In spite of the adverse conditions, it was a great time to be born, and no better place than in the county of Antrim, not an hours ride from Slemish Mountain, where history tells us St Patrick himself tended sheep centuries before.

Nestled in the curves of this landscape sat the beautiful home known as Dromara. The two-foot walls of stone stood tall against all weathers, set among clusters of oak and beech trees which sheltered it from the strong north winds.

No one in the outside world would ever have guessed what lay behind the facade of this elegant setting.

Robert Anderson had inherited the home and farm from his father several years before he married Mary and brought her to live there.

In the years that followed, their son Peter was born and grew into a tall and handsome young man. He was a great help on the farm and loved feeding the calves and helping with the milking after school and during the long summer holidays. Now he was grown-up and attending an agriculture college in Antrim, travelling up each day by train. It was on such an occasion, while waiting to board the train, that he was to meet his future wife.
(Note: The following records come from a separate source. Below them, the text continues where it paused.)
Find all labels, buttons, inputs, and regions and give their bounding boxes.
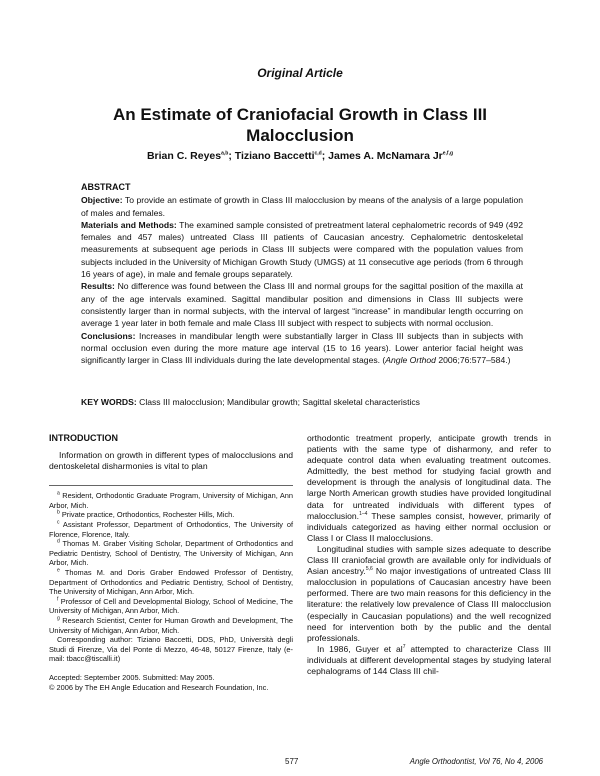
intro-paragraph-2: Longitudinal studies with sample sizes adequate to describe Class III craniofacial growth are available only for individuals of Asian ancestry.$^{5,6}$ No major investigations of untreated Class III malocclusion in populations of Caucasian ancestry have been performed. There are two main reasons for this deficiency in the literature: the relatively low prevalence of Class III malocclusion (especially in Caucasian populations) and the well recognized need for intervention both by the public and the dental professionals. [307,543,551,643]
footnote: $^b$ Private practice, Orthodontics, Rochester Hills, Mich. [57,510,235,520]
footnote-mark: f [57,596,59,603]
author-affiliation: a,b [221,150,229,157]
article-title: An Estimate of Craniofacial Growth in Class III Malocclusion [112,105,488,145]
conclusions-label: Conclusions: [81,330,136,341]
citation-open: ( [380,355,386,366]
reference-mark: 7 [402,643,406,650]
footnote-mark: b [57,510,60,516]
results-label: Results: [81,281,115,292]
author-affiliation: e,f,g [442,150,454,157]
footnote-mark: e [57,567,60,574]
page-number: 577 [285,757,299,766]
footnote: $^e$ Thomas M. and Doris Graber Endowed Professor of Dentistry, Department of Orthodontics and Pediatric Dentistry, School of Dentistry, The University of Michigan, Ann Arbor, Mich. [49,567,293,597]
introduction-heading: INTRODUCTION [49,433,118,443]
corresponding-author: Corresponding author: Tiziano Baccetti, DDS, PhD, Università degli Studi di Firenze, Via del Ponte di Mezzo, 46-48, 50127 Firenze, Italy (e-mail: tbacc@tiscalli.it) [49,635,293,664]
abstract-conclusions [81,330,523,367]
footnote: $^g$ Research Scientist, Center for Human Growth and Development, The University of Michigan, Ann Arbor, Mich. [49,615,293,635]
conclusions-text: Increases in mandibular length were substantially larger in Class III subjects than in subjects with normal occlusion even during the more mature age interval (15 to 16 years). Lower anterior facial height was significantly larger in Class III individuals during the late developmental stages. [81,330,523,366]
footnote: $^f$ Professor of Cell and Developmental Biology, School of Medicine, The University of Michigan, Ann Arbor, Mich. [49,596,293,616]
intro-paragraph-continued: orthodontic treatment properly, anticipate growth trends in patients with the same type of disharmony, and refer to adequate control data when evaluating treatment outcomes. Admittedly, the best method for studying facial growth and development is through the analysis of longitudinal data. The large North American growth studies have provided longitudinal data for untreated individuals with different types of malocclusion.$^{1-4}$ These samples consist, however, primarily of individuals categorized as having either normal occlusion or Class I or Class II malocclusions. [307,433,551,543]
citation-ref: 2006;76:577–584.) [435,355,511,366]
author-separator: ; [321,150,329,162]
footnote-mark: c [57,519,60,526]
objective-text: To provide an estimate of growth in Class III malocclusion by means of the analysis of a large population of males and females. [81,195,524,218]
footnote: $^a$ Resident, Orthodontic Graduate Program, University of Michigan, Ann Arbor, Mich. [49,490,293,510]
keywords-label: KEY WORDS: [81,397,137,407]
author-affiliation: c,d [314,150,322,157]
abstract-methods [81,219,523,280]
abstract-objective [81,194,523,219]
objective-label: Objective: [81,195,123,206]
affiliation-footnotes [49,485,293,664]
methods-text: The examined sample consisted of pretreatment lateral cephalometric records of 949 (492 females and 457 males) untreated Class III patients of Caucasian ancestry. Cephalometric dentoskeletal measurements at subsequent age periods in Class III subjects were compared with the population values from subjects included in the University of Michigan Growth Study (UMGS) at 11 consecutive age periods (from 6 through 16 years of age), in male and female groups separately. [81,219,523,280]
methods-label: Materials and Methods: [81,219,177,230]
author-name: Brian C. Reyes [146,150,222,162]
author-list [0,150,600,162]
abstract [81,181,523,366]
footnote: $^c$ Assistant Professor, Department of Orthodontics, The University of Florence, Florence, Italy. [49,519,293,539]
section-label: Original Article [257,66,343,80]
copyright: © 2006 by The EH Angle Education and Research Foundation, Inc. [49,682,269,692]
results-text: No difference was found between the Class III and normal groups for the sagittal position of the maxilla at any of the age intervals examined. Sagittal mandibular position and dimensions in Class III subjects were consistently larger than in normal subjects, with the interval of largest “increase” in mandibular length occurring on average 1 year later in both female and male Class III subject with respect to subjects with normal occlusion. [81,281,524,329]
author-separator: ; [228,150,235,162]
accepted-submitted: Accepted: September 2005. Submitted: May 2005. [49,672,215,682]
intro-paragraph-3: In 1986, Guyer et $al^7$ attempted to characterize Class III individuals at different developmental stages by studying lateral cephalograms of 144 Class III chil- [307,643,551,676]
reference-mark: 1–4 [359,510,368,517]
publication-dates [49,673,293,692]
author-name: James A. McNamara Jr [328,150,443,162]
keywords-text: Class III malocclusion; Mandibular growth; Sagittal skeletal characteristics [139,397,420,407]
author-name: Tiziano Baccetti [234,150,315,162]
citation-journal: Angle Orthod [385,355,436,366]
abstract-results [81,280,523,329]
left-column [49,433,293,692]
intro-paragraph-1: Information on growth in different types of malocclusions and dentoskeletal disharmonies is vital to plan [49,450,293,472]
footnote-mark: g [57,615,60,622]
abstract-heading: ABSTRACT [81,182,131,192]
footnote: $^d$ Thomas M. Graber Visiting Scholar, Department of Orthodontics and Pediatric Dentistry, School of Dentistry, The University of Michigan, Ann Arbor, Mich. [49,538,293,568]
right-column [307,433,551,677]
reference-mark: 5,6 [365,566,373,573]
running-footer: Angle Orthodontist, Vol 76, No 4, 2006 [409,757,543,766]
keywords [81,397,531,407]
footnote-mark: a [57,490,60,497]
footnote-mark: d [57,538,60,545]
An icy wind whistled along the platform, where young Peter had waited with others for the seven-thirty train. It had snowed overnight and he was happy to hear the train coming in the distance. Annie Watson, a young blond-haired nurse, hurried on to the platform, and in her haste to board the train a great dollop of snow slid from her umbrella on to Peters lap. The young man quickly rose to his feet and brushed the snow from his clothing.

Im so sorry! Annies face flushed scarlet, her gloved hand over her mouth.

No harm done, Peter responded in a cheerful manner, noticing her beautiful face with bouncy blond curls and sparkling blue eyes.

The pair laughed and chatted all the way to Antrim, where he waved a cheery farewell.

Annie had spent most of her young life in orphanages, and recently she had completed her nurses training in England. She now boarded with a family in Roshane and she and Peter met up on several occasions and went for trips around the north coast at weekends.

Martha Wilson, another young woman, had also come to Dromara, first as a sixteen-year-old and later she grew into a lovely young woman who was willing to turn her hand to anything on the farm or in the house. The girl held family secrets in her heart, where many another would have failed. Martha always knew when to speak and when to hold her tongue, and until recently had always addressed Mary as Mrs Anderson. For all her attributes she was duly rewarded, and so a warm friendship developed between the pair.

The happiness of Marthas wedding day was shared by all at the house, and the following year, when she confided in Mary that she was having her first child, no one was more excited than Mary.

A couple of years later, and only four days before her second son was born, she received the terrible news that her husband had been killed during an exercise in Belfast.